Выбрать главу

Я же не ощущал никакой тягости, напротив, птицы производили на меня самое положительное впечатление. Меня иногда предостерегали:

– Вы отправляетесь в вольеру? Будьте ж осторожны. Там недавно произошел один случай, окончившийся смертью. И с тех пор все эти птицы…

Фразу обычно не заканчивали, словно желая соединить этих предоставленных самим себе птиц и бесплодные усилия Общества защиты животных с резко оборвавшимся следствием. А что во всем этом привлекало меня? Возможно ли передать то состояние счастья и волнения, которое я испытывал от трепета крыльев, нежности перьев, стоило мне войти в дом? Кроме того, представительница Общества, кормившая птиц в определенные часы утром и вечером, все больше занимала меня. Это признание мне пришлось-таки сделать некоторое время спустя. Она назвалась Марией. Лет шестнадцати на вид, рыжеватая, с кругами под глазами и вся какая-то янтарная, медно-розовая, как голубки с третьего этажа. Однажды вечером я решил прийти раньше ее и подглядеть, как она пойдет по грязной улочке вдоль озера, и потому явился задолго до нее, как вдруг столкнулся с ней, будто она предвидела мою маленькую хитрость. «Меня трудно застать врасплох», – говорили ее глаза, и мне стало стыдно за свою глупость.

– Лучше помогите.

Я стал помогать, но спустя рукава, так как мне был противен помет, который она подметала, все эти остатки пищи, зерна, розоватые личинки в плошках, которые она ставила перед клетками. Затем она проверила, достаточно ли в бачках и баночках воды для питья и купания, удостоверилась, что окна открыты настежь и свет и воздух беспрепятственно поступают в помещение.

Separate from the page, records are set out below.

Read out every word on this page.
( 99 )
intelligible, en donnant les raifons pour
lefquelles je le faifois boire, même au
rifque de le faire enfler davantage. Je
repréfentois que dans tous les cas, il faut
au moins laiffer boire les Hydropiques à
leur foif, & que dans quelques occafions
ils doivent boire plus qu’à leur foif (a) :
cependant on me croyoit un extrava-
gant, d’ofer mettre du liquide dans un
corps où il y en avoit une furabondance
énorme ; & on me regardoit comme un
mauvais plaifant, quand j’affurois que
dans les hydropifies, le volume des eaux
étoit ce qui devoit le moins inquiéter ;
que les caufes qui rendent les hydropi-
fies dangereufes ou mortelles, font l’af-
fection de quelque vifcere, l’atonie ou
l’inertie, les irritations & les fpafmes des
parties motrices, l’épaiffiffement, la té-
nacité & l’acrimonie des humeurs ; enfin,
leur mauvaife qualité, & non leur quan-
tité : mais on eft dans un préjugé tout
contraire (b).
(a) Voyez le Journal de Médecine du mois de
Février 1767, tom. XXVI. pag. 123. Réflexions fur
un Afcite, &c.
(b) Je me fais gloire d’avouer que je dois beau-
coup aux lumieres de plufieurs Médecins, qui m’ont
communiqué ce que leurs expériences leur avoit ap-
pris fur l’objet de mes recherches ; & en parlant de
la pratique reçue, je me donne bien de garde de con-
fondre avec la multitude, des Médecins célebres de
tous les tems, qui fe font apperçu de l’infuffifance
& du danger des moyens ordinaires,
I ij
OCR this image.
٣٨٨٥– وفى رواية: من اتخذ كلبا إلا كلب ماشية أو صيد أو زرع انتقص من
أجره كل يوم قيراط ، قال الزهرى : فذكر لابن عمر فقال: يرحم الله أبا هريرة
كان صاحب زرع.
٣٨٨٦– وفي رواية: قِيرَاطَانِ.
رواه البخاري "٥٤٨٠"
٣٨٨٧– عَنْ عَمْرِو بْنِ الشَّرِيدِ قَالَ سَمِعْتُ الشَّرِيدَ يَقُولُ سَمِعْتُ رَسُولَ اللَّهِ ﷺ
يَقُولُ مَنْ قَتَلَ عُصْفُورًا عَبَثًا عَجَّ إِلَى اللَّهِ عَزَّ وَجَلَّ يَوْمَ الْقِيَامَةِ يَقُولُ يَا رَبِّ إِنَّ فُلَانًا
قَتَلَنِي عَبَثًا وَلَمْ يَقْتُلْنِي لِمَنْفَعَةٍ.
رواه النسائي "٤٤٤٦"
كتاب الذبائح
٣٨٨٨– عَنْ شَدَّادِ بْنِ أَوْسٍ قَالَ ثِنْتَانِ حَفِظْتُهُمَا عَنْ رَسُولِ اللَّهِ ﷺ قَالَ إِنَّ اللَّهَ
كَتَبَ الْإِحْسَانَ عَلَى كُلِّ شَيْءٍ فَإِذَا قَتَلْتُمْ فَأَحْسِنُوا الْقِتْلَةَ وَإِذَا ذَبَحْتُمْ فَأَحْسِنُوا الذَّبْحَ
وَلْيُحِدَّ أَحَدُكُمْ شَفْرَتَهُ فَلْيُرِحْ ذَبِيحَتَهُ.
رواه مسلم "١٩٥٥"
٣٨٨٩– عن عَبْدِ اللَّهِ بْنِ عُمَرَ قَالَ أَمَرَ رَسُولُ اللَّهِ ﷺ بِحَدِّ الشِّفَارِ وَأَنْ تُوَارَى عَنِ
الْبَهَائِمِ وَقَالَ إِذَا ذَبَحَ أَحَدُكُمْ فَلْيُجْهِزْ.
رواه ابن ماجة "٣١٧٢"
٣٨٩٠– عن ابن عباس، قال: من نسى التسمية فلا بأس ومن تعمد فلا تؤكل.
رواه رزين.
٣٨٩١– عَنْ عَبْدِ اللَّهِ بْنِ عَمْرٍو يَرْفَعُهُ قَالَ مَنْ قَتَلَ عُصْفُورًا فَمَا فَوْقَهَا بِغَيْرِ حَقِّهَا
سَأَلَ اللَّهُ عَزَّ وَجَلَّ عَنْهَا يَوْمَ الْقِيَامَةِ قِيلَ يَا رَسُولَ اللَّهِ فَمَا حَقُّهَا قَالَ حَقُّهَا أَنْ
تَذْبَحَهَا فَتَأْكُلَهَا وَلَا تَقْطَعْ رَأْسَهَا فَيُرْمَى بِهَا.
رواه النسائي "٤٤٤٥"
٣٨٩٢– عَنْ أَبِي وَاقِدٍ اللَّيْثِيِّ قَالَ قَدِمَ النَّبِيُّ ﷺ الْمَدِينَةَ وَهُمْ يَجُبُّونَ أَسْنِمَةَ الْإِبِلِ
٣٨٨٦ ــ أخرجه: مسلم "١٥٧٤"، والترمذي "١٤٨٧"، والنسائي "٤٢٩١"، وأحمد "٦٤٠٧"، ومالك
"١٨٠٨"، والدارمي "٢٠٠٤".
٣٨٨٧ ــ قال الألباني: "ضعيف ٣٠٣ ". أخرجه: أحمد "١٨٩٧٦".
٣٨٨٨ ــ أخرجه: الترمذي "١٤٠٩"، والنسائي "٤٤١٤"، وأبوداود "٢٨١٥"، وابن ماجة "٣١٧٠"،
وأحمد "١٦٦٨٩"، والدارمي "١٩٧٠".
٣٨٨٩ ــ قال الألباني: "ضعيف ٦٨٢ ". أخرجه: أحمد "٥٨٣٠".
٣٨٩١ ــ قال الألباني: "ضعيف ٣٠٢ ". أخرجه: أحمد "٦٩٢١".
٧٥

– А вы не очень-то стараетесь, – сказала Мария и засмеялась.

Вокруг нее поднялся вихрь. Я подскочил. Она говорила с акцентом.

– Вы, случаем, не боснийка? – пролепетал я, испугавшись охватившего меня предчувствия.

– А если так, то что из того? Вы что-то имеете против Боснии?

– Нет, конечно же, нет. – Я проклинал свою неловкость. – Но девушка, которая проживала тут до вас… Та, из-за которой… Она тоже была из Боснии.

– Это я и есть. Из-за меня погибла старая дама. Хотя я толком не знаю, как это произошло.

Услышав ее акцент в первый раз, я был слегка задет, возможно, оттого, что она повысила голос и в его напевности зазвучала угроза, такая явная и нездешняя.

– И никто теперь уж ничего никогда не узнает, ни я, ни вы, никто, – продолжала она.

Тут она подошла к балконной решетке, не позволявшей птицам вылетать наружу, подняла ее и, почти театральным жестом указав мне на пустое место на балюстраде между двух пустых ящиков для цветов, добавила:

– Это все, что мне известно. Она перелетела через балкон, меня при этом не было.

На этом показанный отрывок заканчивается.